Ekonomi gündemi makro verilerden ibaret: döviz kuru, faiz oranı, cari açık, bütçe dengesi, CDS primi. Halbuki beş büyük tuzakla karşı karşıyayız: demografi, orta gelir (vasatistan), bölgesel kalkınma, küresel gelişmeler ve sıkışmışlık. Bunları aşmadan kalkınmamız da kalıcı refah yaratmamız da mümkün değil. Beş ana misyon çerçevesinde bir hamleye girişmeliyiz: iç ve dış entegrasyon, kalkınma seferberliği, teknolojik atılım, çağa uygun kamu mimarisi ve yeni siyaset.
Birinci Tuzak: Demografi
Türkiye’nin avantajlarını anlatırken yıllarca kullandığımız bir ifade vardı: genç nüfus. Bu artık pek doğru değil. Ortanca yaşımız 34 (yani nüfusumuzun yarısı bu yaşın üzerinde, yarısı bu yaşın altında). Avrupa Birliği’nden daha genç (44.5 yaş), dünya ortalamasından (31 yaş) biraz daha yaşlıyız.

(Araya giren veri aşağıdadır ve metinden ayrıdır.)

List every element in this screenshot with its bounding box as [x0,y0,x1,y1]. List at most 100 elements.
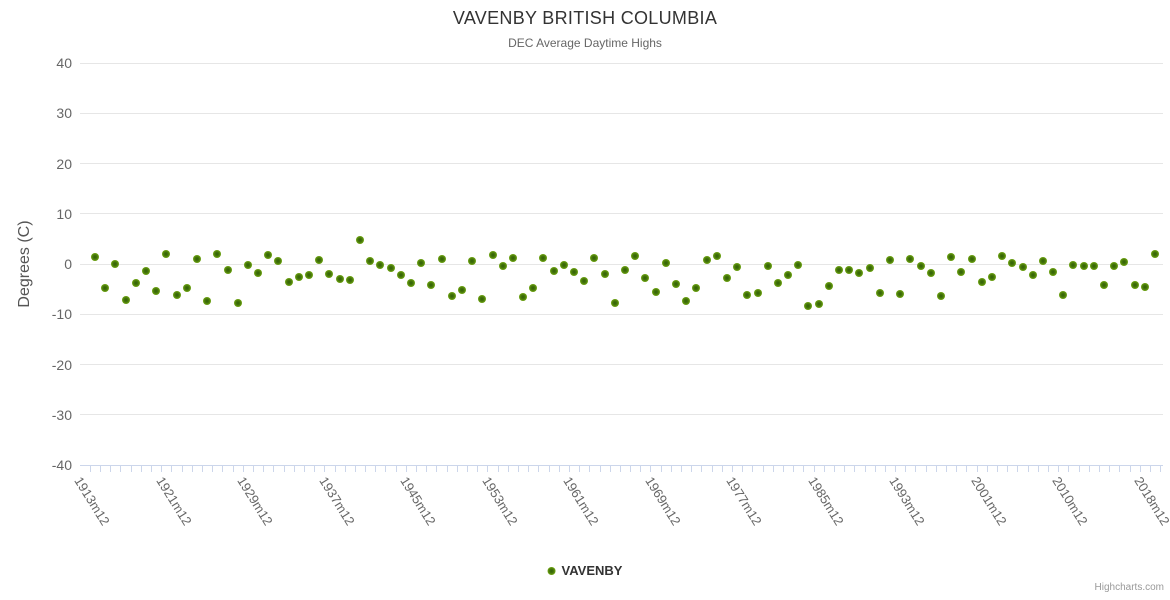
data-point[interactable] [722,274,731,283]
highcharts-credit[interactable]: Highcharts.com [1094,582,1164,593]
data-point[interactable] [692,284,701,293]
data-point[interactable] [804,302,813,311]
data-point[interactable] [274,257,283,266]
legend-item-vavenby[interactable]: VAVENBY [547,563,622,578]
data-point[interactable] [865,263,874,272]
data-point[interactable] [1110,261,1119,270]
data-point[interactable] [590,253,599,262]
data-point[interactable] [936,291,945,300]
data-point[interactable] [641,273,650,282]
data-point[interactable] [661,259,670,268]
data-point[interactable] [213,250,222,259]
data-point[interactable] [101,284,110,293]
data-point[interactable] [814,300,823,309]
data-point[interactable] [366,257,375,266]
data-point[interactable] [753,288,762,297]
data-point[interactable] [284,277,293,286]
data-point[interactable] [682,297,691,306]
data-point[interactable] [498,261,507,270]
data-point[interactable] [733,262,742,271]
data-point[interactable] [315,255,324,264]
data-point[interactable] [335,275,344,284]
data-point[interactable] [947,253,956,262]
data-point[interactable] [1100,281,1109,290]
data-point[interactable] [468,256,477,265]
data-point[interactable] [549,266,558,275]
data-point[interactable] [763,262,772,270]
data-point[interactable] [794,261,803,269]
data-point[interactable] [182,283,191,292]
data-point[interactable] [508,254,517,263]
data-point[interactable] [580,276,589,285]
data-point[interactable] [773,278,782,287]
data-point[interactable] [417,259,426,268]
data-point[interactable] [111,260,120,268]
data-point[interactable] [712,252,721,261]
data-point[interactable] [264,251,273,260]
data-point[interactable] [141,266,150,275]
data-point[interactable] [784,270,793,279]
data-point[interactable] [651,287,660,296]
data-point[interactable] [356,235,364,244]
data-point[interactable] [835,265,844,274]
data-point[interactable] [325,269,334,278]
data-point[interactable] [162,249,171,258]
data-point[interactable] [824,281,833,290]
data-point[interactable] [743,291,752,300]
data-point[interactable] [702,255,711,264]
data-point[interactable] [376,260,385,269]
data-point[interactable] [896,290,905,299]
data-point[interactable] [1079,261,1088,270]
data-point[interactable] [437,255,446,264]
data-point[interactable] [386,263,395,272]
data-point[interactable] [998,251,1007,260]
data-point[interactable] [1130,281,1139,290]
data-point[interactable] [631,251,640,260]
data-point[interactable] [539,254,548,263]
data-point[interactable] [957,267,966,276]
data-point[interactable] [203,297,212,306]
data-point[interactable] [447,291,456,300]
data-point[interactable] [610,298,619,307]
data-point[interactable] [1059,291,1068,300]
data-point[interactable] [529,283,538,292]
data-point[interactable] [845,265,854,274]
data-point[interactable] [1120,258,1129,267]
data-point[interactable] [1069,260,1078,269]
data-point[interactable] [478,295,487,304]
data-point[interactable] [1049,267,1058,276]
data-point[interactable] [1028,270,1037,279]
data-point[interactable] [906,255,915,264]
data-point[interactable] [1018,262,1027,271]
data-point[interactable] [987,272,996,281]
data-point[interactable] [559,260,568,269]
data-point[interactable] [977,278,986,287]
data-point[interactable] [305,270,314,279]
data-point[interactable] [406,279,415,288]
data-point[interactable] [427,281,436,290]
data-point[interactable] [1140,282,1149,291]
data-point[interactable] [223,265,232,274]
data-point[interactable] [1089,261,1098,270]
data-point[interactable] [1038,256,1047,265]
data-point[interactable] [1008,259,1017,268]
data-point[interactable] [131,279,140,288]
data-point[interactable] [621,266,629,275]
data-point[interactable] [396,271,405,280]
data-point[interactable] [600,270,609,279]
data-point[interactable] [254,268,263,277]
data-point[interactable] [1151,250,1159,259]
data-point[interactable] [855,268,864,277]
data-point[interactable] [671,280,680,289]
data-point[interactable] [916,261,925,270]
data-point[interactable] [967,255,976,264]
data-point[interactable] [519,292,528,301]
data-point[interactable] [152,286,161,295]
data-point[interactable] [172,291,181,300]
data-point[interactable] [886,256,894,265]
data-point[interactable] [488,250,497,259]
data-point[interactable] [875,289,884,298]
data-point[interactable] [192,254,201,263]
data-point[interactable] [243,260,252,269]
data-point[interactable] [294,272,303,281]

Kötü haber: Ekonomi için müthiş bir rüzgar olan demografik fırsat penceresi kapandı. Zira, çalışma çağındaki nüfusun (15-64 yaş) payı düşmeye başlıyor. 2009’dan 2019’a kadar bu grup 9 milyon kişi artarken 65 yaş ve üstü nüfus sadece 2 milyon artmıştı! Bu piyangoyu kalıcı refah yaratmak için çok daha iyi değerlendirebilirdik. Kaçırdık. Daha şimdiden 16 milyon emekliye karşılık sadece 23 milyon kayıtlı çalışanımız var.

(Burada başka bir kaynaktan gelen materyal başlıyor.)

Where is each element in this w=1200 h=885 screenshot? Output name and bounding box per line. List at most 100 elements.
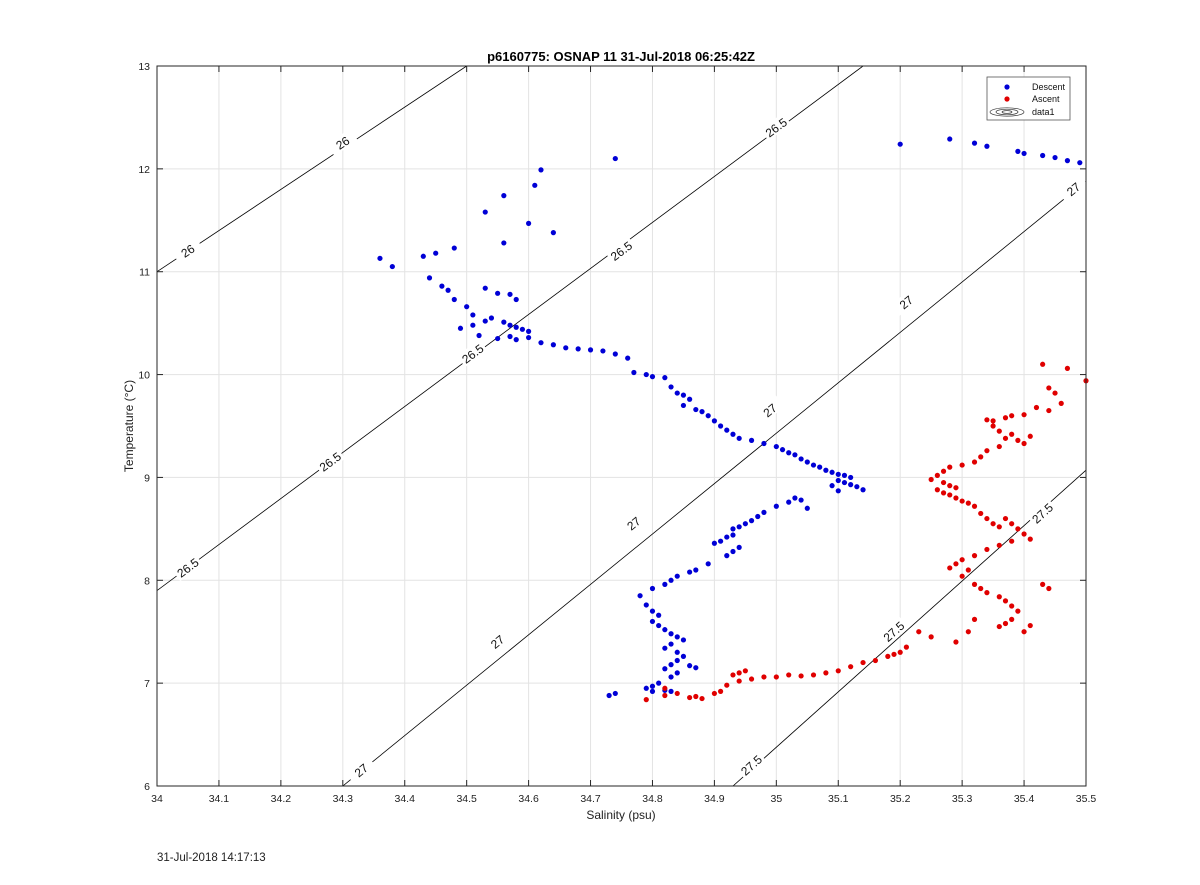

Üstelik bu eğilim artarak sürecek. Zira doğurganlık azalıyor. TÜİK’e göre 2013’te 2.17 olan doğurganlık hızı (kadın başına çocuk sayısı) 2023’te 1.51’e düştü (dünya ortalaması 2.31). Yani nüfusumuz artık kendini yenileyemiyor (eşik değer 2.05). Bununla paralel olarak yaşlı nüfusumuz artıyor. On vatandaşımızdan biri 65 yaş ve üstünde (son beş yılda 1.5 milyonluk artış). 2040’ta bu oran altı vatandaşımızdan biri olacak. Bebek bezinden fazla yaşlı bezinin satıldığı Japonya kadar olmasa da bugünden farklı bir halde olacağız.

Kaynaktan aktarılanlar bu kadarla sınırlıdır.